The Times claimed on Monday 28th August that a “white Christian” child had been “very distressed” in her placement by Tower Hamlets Council with “Arabic-speaking” foster carers. The article went further, reporting claims that she was denied food with bacon in it and a carer removed from her a crucifix necklace.
The Sun and The Daily Mail followed suit and printed further stories claiming the council and its social workers had been warned about this kind of case before.
However, we now know from further developments and a court order published two days ago that the child was, in fact, fostered by an English-speaking family of mixed race.
Also, the child’s guardian, having visited the child in the foster carer’s home and spoken to the child alone, had “no concerns as to the child’s welfare and reported that the child is “settled and well cared for by the foster carer”.

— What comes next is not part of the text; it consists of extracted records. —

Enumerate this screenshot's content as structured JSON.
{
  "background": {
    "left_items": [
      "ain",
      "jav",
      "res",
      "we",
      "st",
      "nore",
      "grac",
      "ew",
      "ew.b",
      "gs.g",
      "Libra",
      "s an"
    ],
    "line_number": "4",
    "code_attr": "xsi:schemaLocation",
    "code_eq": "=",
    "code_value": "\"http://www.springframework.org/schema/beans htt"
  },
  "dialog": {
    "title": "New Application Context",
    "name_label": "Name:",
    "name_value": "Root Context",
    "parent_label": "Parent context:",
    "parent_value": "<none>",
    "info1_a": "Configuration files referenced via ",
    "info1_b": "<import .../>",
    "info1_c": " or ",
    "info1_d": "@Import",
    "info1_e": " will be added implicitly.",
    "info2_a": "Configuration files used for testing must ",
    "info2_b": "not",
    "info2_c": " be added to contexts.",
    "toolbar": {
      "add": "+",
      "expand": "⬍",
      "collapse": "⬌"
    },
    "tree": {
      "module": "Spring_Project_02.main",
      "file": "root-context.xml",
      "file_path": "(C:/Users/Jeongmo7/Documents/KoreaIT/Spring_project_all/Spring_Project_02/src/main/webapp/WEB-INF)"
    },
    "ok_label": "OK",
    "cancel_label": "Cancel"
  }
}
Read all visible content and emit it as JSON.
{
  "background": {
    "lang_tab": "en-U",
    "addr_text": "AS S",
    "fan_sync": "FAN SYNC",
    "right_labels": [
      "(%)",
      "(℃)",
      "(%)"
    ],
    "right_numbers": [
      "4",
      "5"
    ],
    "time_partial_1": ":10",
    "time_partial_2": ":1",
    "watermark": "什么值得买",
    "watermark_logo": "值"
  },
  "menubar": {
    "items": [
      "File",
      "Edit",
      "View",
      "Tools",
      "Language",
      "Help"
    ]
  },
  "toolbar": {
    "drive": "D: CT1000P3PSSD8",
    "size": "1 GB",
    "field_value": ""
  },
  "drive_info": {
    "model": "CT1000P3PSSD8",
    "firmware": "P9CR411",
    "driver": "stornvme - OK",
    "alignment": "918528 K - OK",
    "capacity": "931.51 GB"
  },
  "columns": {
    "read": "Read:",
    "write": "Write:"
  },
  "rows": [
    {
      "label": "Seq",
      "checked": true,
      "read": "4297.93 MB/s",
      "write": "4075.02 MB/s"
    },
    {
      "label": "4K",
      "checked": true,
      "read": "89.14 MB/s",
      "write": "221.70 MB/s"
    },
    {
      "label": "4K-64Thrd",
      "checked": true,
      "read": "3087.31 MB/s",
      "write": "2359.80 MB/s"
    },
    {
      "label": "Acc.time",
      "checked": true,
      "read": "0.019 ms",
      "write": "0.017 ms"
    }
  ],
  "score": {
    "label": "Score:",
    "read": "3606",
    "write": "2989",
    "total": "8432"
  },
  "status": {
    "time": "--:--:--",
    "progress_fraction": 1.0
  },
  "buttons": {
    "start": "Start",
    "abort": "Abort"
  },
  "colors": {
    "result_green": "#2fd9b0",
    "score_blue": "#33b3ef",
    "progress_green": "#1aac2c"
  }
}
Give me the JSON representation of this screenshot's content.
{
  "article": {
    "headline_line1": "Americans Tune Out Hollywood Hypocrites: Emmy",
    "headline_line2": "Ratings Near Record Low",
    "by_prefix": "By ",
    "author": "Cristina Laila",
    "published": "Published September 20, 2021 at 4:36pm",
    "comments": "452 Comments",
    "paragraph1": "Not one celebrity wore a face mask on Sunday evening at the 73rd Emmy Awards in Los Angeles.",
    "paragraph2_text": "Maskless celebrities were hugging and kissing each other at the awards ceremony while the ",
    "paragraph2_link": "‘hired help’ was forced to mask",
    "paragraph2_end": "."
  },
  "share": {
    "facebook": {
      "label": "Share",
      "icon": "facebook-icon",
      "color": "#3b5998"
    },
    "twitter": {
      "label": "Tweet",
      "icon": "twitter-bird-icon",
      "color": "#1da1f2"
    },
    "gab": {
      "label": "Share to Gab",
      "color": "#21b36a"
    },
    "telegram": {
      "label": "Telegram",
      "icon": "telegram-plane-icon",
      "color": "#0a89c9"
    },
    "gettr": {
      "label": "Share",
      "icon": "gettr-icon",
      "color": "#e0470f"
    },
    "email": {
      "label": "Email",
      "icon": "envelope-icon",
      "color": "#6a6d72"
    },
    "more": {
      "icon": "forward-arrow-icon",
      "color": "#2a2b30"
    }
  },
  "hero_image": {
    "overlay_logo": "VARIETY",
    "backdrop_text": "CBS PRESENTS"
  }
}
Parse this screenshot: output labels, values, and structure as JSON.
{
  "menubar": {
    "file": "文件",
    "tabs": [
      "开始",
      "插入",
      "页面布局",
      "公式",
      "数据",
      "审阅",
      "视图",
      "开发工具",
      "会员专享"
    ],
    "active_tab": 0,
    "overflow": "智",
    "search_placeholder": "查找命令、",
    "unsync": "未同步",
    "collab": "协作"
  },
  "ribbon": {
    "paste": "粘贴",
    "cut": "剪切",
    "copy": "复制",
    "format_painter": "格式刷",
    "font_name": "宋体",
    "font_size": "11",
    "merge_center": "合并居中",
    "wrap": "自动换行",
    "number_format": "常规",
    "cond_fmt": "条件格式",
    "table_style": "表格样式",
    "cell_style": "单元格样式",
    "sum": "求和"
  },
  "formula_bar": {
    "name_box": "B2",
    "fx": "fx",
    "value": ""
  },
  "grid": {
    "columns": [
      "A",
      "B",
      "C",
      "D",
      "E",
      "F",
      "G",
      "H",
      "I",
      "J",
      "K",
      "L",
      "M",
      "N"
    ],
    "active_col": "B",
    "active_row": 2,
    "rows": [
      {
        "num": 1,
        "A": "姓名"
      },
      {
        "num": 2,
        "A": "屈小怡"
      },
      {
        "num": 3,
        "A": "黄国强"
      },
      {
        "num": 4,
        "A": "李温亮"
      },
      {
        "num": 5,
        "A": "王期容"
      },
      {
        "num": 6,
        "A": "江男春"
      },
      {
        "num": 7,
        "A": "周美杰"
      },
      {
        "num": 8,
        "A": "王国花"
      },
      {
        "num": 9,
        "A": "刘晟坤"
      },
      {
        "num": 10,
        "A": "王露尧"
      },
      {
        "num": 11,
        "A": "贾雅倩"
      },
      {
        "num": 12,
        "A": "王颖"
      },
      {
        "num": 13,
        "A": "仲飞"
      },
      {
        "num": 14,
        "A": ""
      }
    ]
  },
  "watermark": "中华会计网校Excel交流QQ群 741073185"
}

Not only does BASW condemn the inaccuracies and irresponsible reporting by these publications, but also feels it was wholly misleading that there was no reference to the robust assessment of social workers or approval processes for foster carers.
“There are a host of important issues that need to be considered as part of a holistic assessment by social workers, which include a child’s identify, culture ethnicity, language, wellbeing and physical needs,” says Maris Stratulis, BASW England manager.
“Responsible reporting would have ensured the public was aware that matching of placements is complex and successful foster care is frequently provided by wonderful foster carers who may seem to be of different background to a child.”
“Children's feelings are central to ensuring good foster care, this in undeniable, but there was no attempt to understand and portray how the local authority and foster carers were dealing with the child's best interests in this case.”
BASW CEO Ruth Allen, added: “That these newspapers hung the notion of 'match' on stereotyped reporting of religion and ethnicity, potentially undermining trust in our well-developed foster system, is the shame of these news items.”
The council at the centre of this controversy has also disputed further media claims, stating that the court report shows it was the council’s proposal for the child to go to her grandmother but she needed to be vetted first, thus temporary foster care for the child was required.
The child is now in the care of the grandmother, who happens to be a non-practising Muslim.
Eddie O’Hara, an independent social worker, said this case unfortunately highlights the toxic manner social workers are often portrayed in certain sections of the media.
He said: “I would have thought that if some of these publications were so concerned about child welfare that they would be more supportive of the people that are charged with safe-guarding children.